Nex-N2-mini-NVFP4-GGUF

GGUF quantization of nex-agi/Nex-N2-mini — a 35B MoE agentic model (3B active) built on Qwen3.5-35B-A3B-Base with 256 experts, Gated DeltaNet hybrid attention, 262K context, and 27-layer vision encoder.
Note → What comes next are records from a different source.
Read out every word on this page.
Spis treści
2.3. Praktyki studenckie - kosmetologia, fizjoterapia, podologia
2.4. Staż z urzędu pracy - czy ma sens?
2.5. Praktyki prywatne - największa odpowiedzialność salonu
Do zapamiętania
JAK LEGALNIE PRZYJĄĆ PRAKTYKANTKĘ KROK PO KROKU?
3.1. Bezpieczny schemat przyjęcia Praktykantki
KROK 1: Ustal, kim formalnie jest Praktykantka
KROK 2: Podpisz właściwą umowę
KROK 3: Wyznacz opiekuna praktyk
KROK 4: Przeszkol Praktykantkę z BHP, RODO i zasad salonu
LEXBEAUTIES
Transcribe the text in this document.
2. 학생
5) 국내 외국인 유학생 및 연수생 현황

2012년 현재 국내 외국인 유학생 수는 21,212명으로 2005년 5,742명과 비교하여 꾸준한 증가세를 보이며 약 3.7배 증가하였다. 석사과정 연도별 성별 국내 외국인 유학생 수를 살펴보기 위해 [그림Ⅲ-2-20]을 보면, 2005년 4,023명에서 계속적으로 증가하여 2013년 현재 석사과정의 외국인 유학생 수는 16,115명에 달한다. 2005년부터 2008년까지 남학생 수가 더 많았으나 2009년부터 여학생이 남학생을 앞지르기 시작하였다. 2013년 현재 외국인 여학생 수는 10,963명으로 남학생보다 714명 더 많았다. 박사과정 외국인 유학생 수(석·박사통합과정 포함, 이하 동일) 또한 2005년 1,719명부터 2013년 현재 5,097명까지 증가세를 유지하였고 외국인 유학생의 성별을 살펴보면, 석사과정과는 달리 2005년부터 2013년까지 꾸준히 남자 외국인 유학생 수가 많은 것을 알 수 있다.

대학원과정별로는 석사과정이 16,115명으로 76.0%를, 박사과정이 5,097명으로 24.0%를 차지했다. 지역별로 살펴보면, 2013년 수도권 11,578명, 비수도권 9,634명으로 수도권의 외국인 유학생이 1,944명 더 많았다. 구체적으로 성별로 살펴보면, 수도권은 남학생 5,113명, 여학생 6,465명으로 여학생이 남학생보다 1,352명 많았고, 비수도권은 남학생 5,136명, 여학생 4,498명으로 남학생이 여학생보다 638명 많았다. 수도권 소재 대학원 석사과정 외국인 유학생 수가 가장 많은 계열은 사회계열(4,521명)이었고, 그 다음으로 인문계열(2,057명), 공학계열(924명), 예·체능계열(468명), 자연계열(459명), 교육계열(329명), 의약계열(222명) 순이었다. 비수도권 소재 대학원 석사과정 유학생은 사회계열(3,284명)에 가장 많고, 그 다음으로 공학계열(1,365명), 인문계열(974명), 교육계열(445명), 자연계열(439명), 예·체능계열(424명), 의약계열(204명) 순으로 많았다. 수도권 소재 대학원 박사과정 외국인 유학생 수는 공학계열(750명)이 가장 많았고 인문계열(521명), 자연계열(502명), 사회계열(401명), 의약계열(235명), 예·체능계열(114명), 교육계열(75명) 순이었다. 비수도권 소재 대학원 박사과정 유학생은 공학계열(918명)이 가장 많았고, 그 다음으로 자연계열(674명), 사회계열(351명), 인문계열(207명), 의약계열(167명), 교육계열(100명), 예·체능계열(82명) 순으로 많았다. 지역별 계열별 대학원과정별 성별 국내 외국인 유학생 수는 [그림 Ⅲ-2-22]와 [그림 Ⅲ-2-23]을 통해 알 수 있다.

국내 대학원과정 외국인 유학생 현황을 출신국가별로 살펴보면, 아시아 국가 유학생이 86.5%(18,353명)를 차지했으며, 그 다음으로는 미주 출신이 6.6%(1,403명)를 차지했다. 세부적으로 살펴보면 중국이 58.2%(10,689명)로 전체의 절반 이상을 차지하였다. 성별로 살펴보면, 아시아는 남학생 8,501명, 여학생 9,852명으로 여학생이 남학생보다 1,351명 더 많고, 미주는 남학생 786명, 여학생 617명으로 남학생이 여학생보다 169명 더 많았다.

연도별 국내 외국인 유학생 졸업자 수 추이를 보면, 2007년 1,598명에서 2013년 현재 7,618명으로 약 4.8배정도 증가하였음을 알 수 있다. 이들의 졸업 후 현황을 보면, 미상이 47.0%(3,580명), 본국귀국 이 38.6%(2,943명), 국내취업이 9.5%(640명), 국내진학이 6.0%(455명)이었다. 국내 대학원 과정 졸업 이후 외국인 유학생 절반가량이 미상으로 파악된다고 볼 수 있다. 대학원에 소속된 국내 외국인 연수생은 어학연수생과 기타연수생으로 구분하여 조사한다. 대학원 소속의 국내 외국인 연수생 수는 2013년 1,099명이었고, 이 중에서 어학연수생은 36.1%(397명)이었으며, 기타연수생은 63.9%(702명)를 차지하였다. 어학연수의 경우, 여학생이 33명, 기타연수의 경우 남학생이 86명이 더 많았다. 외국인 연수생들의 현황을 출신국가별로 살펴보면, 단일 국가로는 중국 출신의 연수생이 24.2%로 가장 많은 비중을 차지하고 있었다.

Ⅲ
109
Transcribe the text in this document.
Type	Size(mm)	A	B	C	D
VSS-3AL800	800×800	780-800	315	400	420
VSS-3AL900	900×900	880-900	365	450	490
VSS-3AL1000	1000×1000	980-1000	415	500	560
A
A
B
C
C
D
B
Quantized to NVFP4 format for efficient inference with minimal quality loss.

About NVFP4

NVFP4 is NVIDIA's native 4-bit floating-point format (E4M3) for Blackwell GPUs. It stores weights in FP4 with a shared per-block scale, enabling native Blackwell tensor core acceleration with no dequantization overhead during inference.

Files

Filename Type Size Description
nex-n2-mini-nvfp4.gguf GGUF (NVFP4) 18.36 GB Quantized text model weights
mmproj-nex-n2-mini-f16.gguf F16 mmproj 0.84 GB Vision encoder projector (27-layer ViT, 1152 hidden)
README.md Markdown - Model card

Quantization Details

Property Value
Format NVFP4
Bits Per Weight 4.55 BPW
File Size 18.36 GB (text) + 0.84 GB (mmproj)
Tensor Count 733 (text) + 334 (mmproj)
Architecture qwen3_5_moe

Model Description

  • Developer: Nex AGI
  • Base Model: Qwen3.5-35B-A3B-Base
  • Architecture: Mixture-of-Experts (MoE) with Gated DeltaNet + full attention
  • Parameters: 35B total, 3B activated per token
  • Experts: 256 routed experts (8 per token) + 1 shared
  • Context Length: 262,144 tokens
  • Vision: 27-layer ViT encoder (1152 hidden), image-text-to-text
  • Languages: English, Chinese, multilingual
  • License: Apache 2.0

Usage

llama.cpp (CLI)

# Text + Image
llama-cli -m nex-n2-mini-nvfp4.gguf \
  --mmproj mmproj-nex-n2-mini-f16.gguf \
  --image photo.jpg \
  -p "Describe this image in detail" \
  -n 512

# Text only
llama-cli -m nex-n2-mini-nvfp4.gguf \
  -p "Explain quantum computing in simple terms" \
  -n 512

# OpenAI-compatible server
llama-server -m nex-n2-mini-nvfp4.gguf \
  --mmproj mmproj-nex-n2-mini-f16.gguf \
  --port 8080

llama-cpp-python

from llama_cpp import Llama

llm = Llama.from_pretrained(
    repo_id="FreedomAISVR/Nex-N2-mini-NVFP4-GGUF",
    filename="nex-n2-mini-nvfp4.gguf",
    n_gpu_layers=-1,
)

response = llm.create_chat_completion([
    {"role": "user", "content": "What is the capital of France?"}
])
print(response["choices"][0]["message"]["content"])

Direct download

from huggingface_hub import hf_hub_download

for filename in ["nex-n2-mini-nvfp4.gguf", "mmproj-nex-n2-mini-f16.gguf"]:
    hf_hub_download(
        repo_id="FreedomAISVR/Nex-N2-mini-NVFP4-GGUF",
        filename=filename,
        local_dir="./models"
    )

Quantization Pipeline

1. Download source weights
   huggingface_hub.snapshot_download("nex-agi/Nex-N2-mini")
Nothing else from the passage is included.